Aurelio Juri (born 27 July 1949) is a Slovenian politician and journalist of Italian ethnic origin. Between 2008 and 2009, he served as Member of the European Parliament. He was an influential member of the Social Democrats, before he left the party in 2009.

Juri was born in an Italian-speaking family of Friulian descent in Pula, Croatia, then part of Yugoslavia. He spent his childhood in the Slovenian coastal town of Koper, where he started his political career in the League of Communists of Slovenia. In 1978, he became a member of the Town Council. A staunch supporter of the reformist wing of the party led by Milan Kučan, became a member of the Central Committee of the Communist Party of Slovenia in 1989, one year before the democratic changes in Slovenia.
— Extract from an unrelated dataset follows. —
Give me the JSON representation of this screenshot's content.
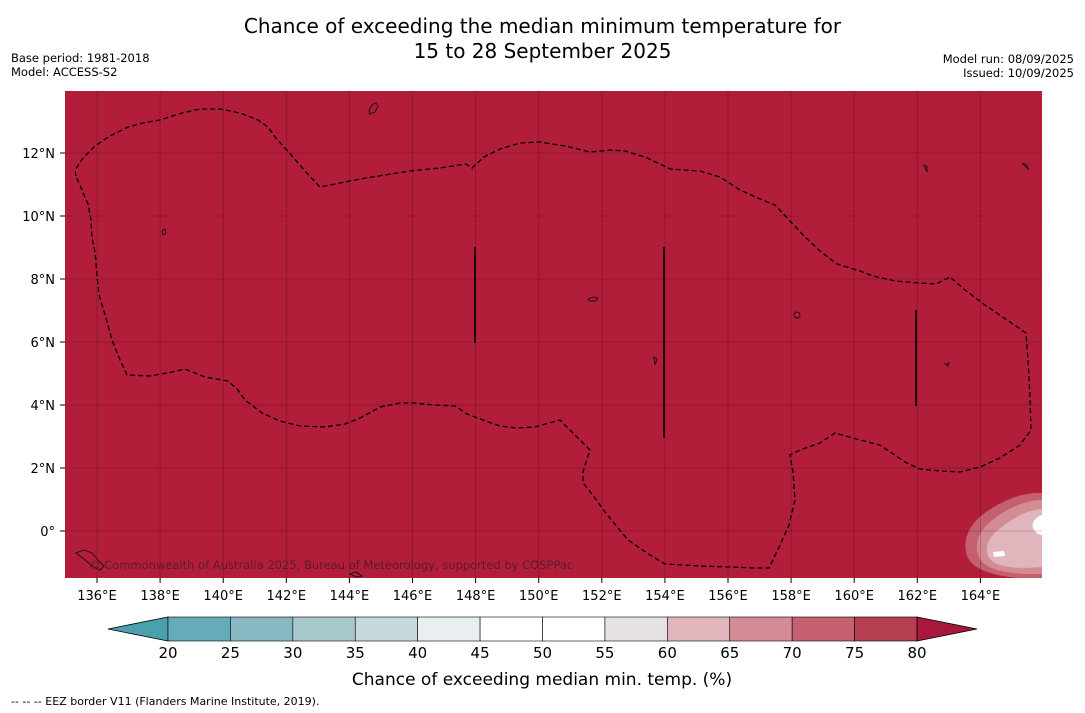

Between 1986 and 1990, he also served as chairman of the autonomous organization of the Italian Community of Koper.

In 1994, he became mayor of Koper, but resigned in 1996, after being elected to the Slovenian National Assembly on the list of the United List of Social Democrats. He remained in Parliament for three consecutive terms. In November 2008, he replaced the party leader Borut Pahor, who was elected Prime Minister of Slovenia, as a member of the European Parliament.

His brother Franco Juri is a prominent cartoonist, musician, and politician. His son Luka Juri is also a journalist and prominent Social Democrat politician.